The impact of a major road construction project on
native wildlife may get another look after all.
Attorneys representing a coalition of environmentalists say they received a letter from the Federal Highway Administration and Caltrans last month announcing a reevaluation of the impact of freeway widening project.
The agencies aim to assess whether new information about the impacts to the birds during last year’s nesting season reaches the threshold to trigger a detailed supplemental environmental impact statement about the highway project impacts at the bridges, according to spokeswoman for the Animal Legal Defense Fund.
A supplemental environmental impact statement (“SEIS”) would analyze the impacts to the birds specifically and determine whether there were alternatives available that would minimize or avoid future harms, the group says.
The ALDF represents Native Songbird Care & Conservation, Veronica Bowers, Madrone Audubon Society, Marin Audubon Society, Golden Gate Audubon Society, and Center for Biological Diversity.
They say the highway widening and bridge demolition projects at the Petaluma River and Lakeville Overpass bridges imperil protected birds.

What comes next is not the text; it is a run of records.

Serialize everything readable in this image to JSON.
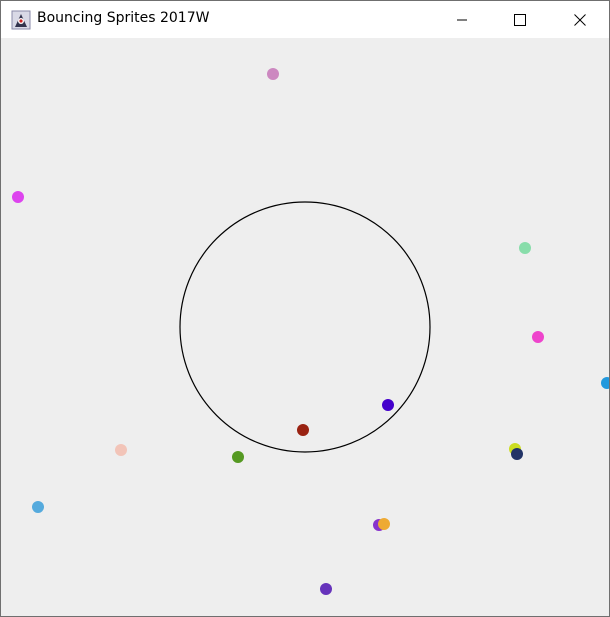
{
  "window": {
    "title": "Bouncing Sprites 2017W",
    "app_icon": "java-duke-icon",
    "controls": {
      "minimize_icon": "minimize-icon",
      "maximize_icon": "maximize-icon",
      "close_icon": "close-icon"
    }
  },
  "canvas": {
    "background": "#eeeeee",
    "boundary_circle": {
      "stroke": "#000000"
    },
    "sprites": [
      {
        "color": "#cc88c0"
      },
      {
        "color": "#dd44ee"
      },
      {
        "color": "#88ddaa"
      },
      {
        "color": "#ee44cc"
      },
      {
        "color": "#2299dd"
      },
      {
        "color": "#4400cc"
      },
      {
        "color": "#992211"
      },
      {
        "color": "#559922"
      },
      {
        "color": "#f2c4b8"
      },
      {
        "color": "#ccdd22"
      },
      {
        "color": "#223366"
      },
      {
        "color": "#55aadd"
      },
      {
        "color": "#8833cc"
      },
      {
        "color": "#eeaa33"
      },
      {
        "color": "#6633bb"
      }
    ]
  }
}
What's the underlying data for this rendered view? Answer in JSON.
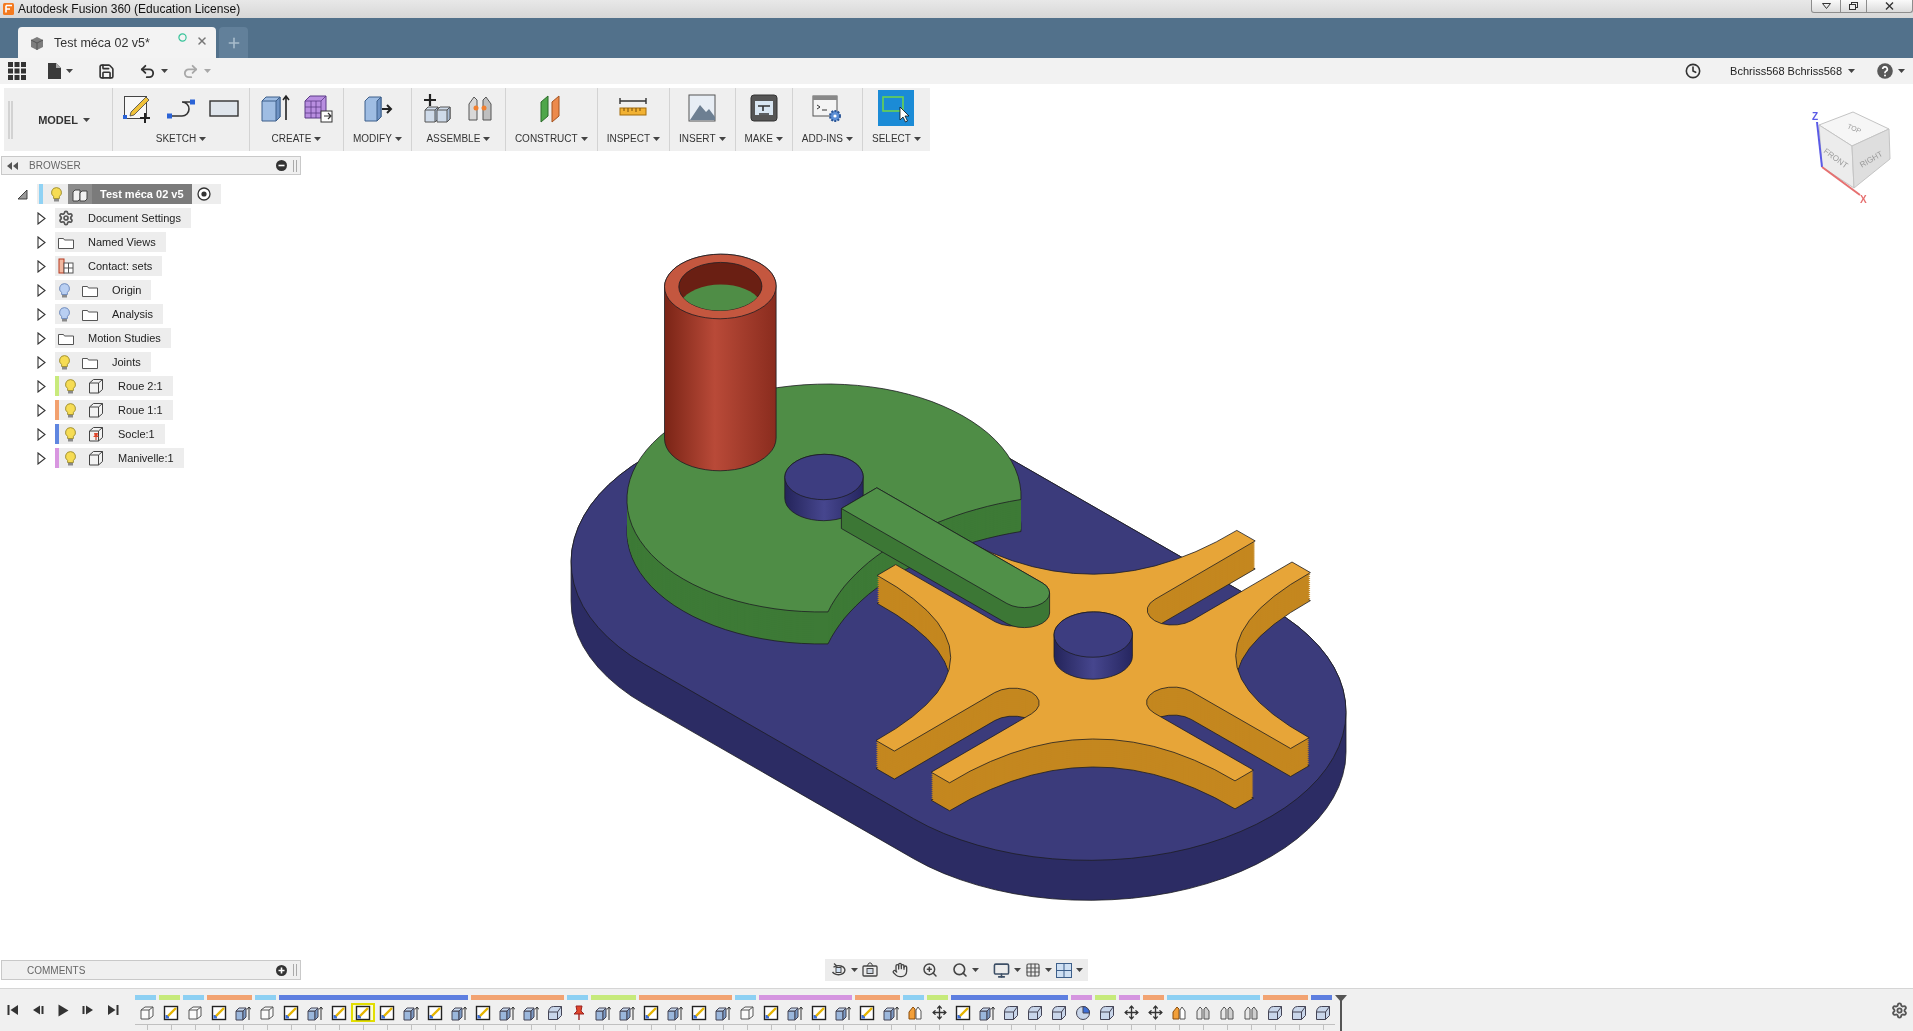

"(The) impact on the birds had never been considered in the first environmental analysis in preparation of the bridge work," ALDF spokeswoman Megan Backus said in a prepared statement.
The ALDF on Aug. 16 issued a statement advocating for a review that includes observations and expert analysis, the recommendations of Caltrans contractors as well as state and federal wildlife agencies that netting imperiling the lives of the birds be removed, and a list of alternatives for continuing the project without causing harm to the federally- and state-protected birds.
"The agencies have not said when they will make a decision about whether the scores of killed or injured birds is 'significant' enough to perform a supplemental environmental review," Backus said, noting that the issue is of imminent concern with nesting season starting in February.
"(The) plaintiffs urge that because of the mass deaths, the agencies should bypass the make-work 'reevaluation' process and start on an SEIS right away, or if not right away, by this fall."